Wednesday, June 12, 2013

Tom Sharpe / A relentless writer

Tom Sharpe loved his family, but found that, to write, he had to fly solo

Tom Sharpe loved his family, but found that, to write, he had to fly solo.
Photograph: Louis Monier/Gamma-Rapho via Getty Images

Tom Sharpe: a relentless writer


In his last years, the Wilt novelist continued to mix a roving imagination with the precision of farce 
by Peter Preston / The Guardian / 6 June 2013


For around a decade at the end of his life and bedevilled by illness, Tom Sharpe lived alone in a quiet cul-de-sac in Llafranc, Catalonia, tended devotedly by a Catalan doctor (whom he taught, from scratch, to speak the most fluent English). He looked forward to visits from Nancy and his daughters – and his brother who lived in Australia. But for the most part, he worked relentlessly, a writer – as he would often say – in search of the inspiration that had made writing so easy in earlier days.
It was a struggle as – reaching for another Cuban cigar – he moved anxiously between computer keyboards, a favourite old typewriter and longhand scrawl, struggling to mix a roving imagination with the precision of farce, but driving himself to produce Wilt in Nowhere (2004) and The Wilt Inheritance (2010), as well as The Gropes (2009), and enjoying the renewed success that came with them.

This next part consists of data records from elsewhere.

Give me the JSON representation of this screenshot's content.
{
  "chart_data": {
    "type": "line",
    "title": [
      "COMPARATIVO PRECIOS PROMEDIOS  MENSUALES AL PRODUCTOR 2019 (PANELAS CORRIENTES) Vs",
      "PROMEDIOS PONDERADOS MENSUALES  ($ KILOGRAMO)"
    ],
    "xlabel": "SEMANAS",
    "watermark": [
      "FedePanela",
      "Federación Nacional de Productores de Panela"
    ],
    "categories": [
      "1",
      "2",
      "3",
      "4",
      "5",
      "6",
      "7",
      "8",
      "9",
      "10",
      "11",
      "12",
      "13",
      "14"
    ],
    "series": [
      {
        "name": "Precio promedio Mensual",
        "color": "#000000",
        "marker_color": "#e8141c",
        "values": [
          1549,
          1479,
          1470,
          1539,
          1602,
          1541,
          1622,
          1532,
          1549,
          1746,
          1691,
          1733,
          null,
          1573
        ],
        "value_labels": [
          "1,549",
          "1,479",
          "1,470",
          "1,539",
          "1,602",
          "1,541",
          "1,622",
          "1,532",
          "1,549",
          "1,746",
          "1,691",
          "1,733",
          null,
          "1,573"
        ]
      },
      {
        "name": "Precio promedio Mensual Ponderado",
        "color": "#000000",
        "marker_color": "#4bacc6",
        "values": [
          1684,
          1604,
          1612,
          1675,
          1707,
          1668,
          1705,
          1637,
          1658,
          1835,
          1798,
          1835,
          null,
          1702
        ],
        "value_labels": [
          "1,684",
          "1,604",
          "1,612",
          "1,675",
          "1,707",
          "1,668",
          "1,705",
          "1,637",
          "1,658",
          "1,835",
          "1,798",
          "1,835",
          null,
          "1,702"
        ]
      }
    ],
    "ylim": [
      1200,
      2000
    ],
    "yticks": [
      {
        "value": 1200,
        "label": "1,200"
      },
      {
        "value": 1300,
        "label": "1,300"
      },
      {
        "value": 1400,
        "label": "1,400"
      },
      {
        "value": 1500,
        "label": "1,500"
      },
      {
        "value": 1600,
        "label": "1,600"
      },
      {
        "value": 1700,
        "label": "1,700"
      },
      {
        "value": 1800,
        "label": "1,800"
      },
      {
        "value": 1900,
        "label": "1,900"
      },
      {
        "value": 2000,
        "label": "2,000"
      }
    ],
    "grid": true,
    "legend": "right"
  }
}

He was loved in Catalonia, his works often translated into Catalan. He was a great local character, recognised and revered for, among other things, not speaking a word of the language. His photographs from South Africa and Cambridge were exhibited in Barcelona.
Tom never forgot, or quite broke free, from his roots. His father's influence – and politics – were a constant, conflicted, almost obsessional memory. He could remember every detail of his life in a South African prison. He told wonderful stories of life with Nancy in the deep south of America and drank malt whisky (on alleged prescription) in wonderfully copious quantities. He loved his family, but found that, to write, he had to fly solo. I saw him last only a few weeks ago, recovering from a stroke and starting to re-read his own books as therapy. He was still funny, still irascible, still interested in everything – including the fate of the coalition. It was a life drawn in bold colours and lived vibrantly to the end.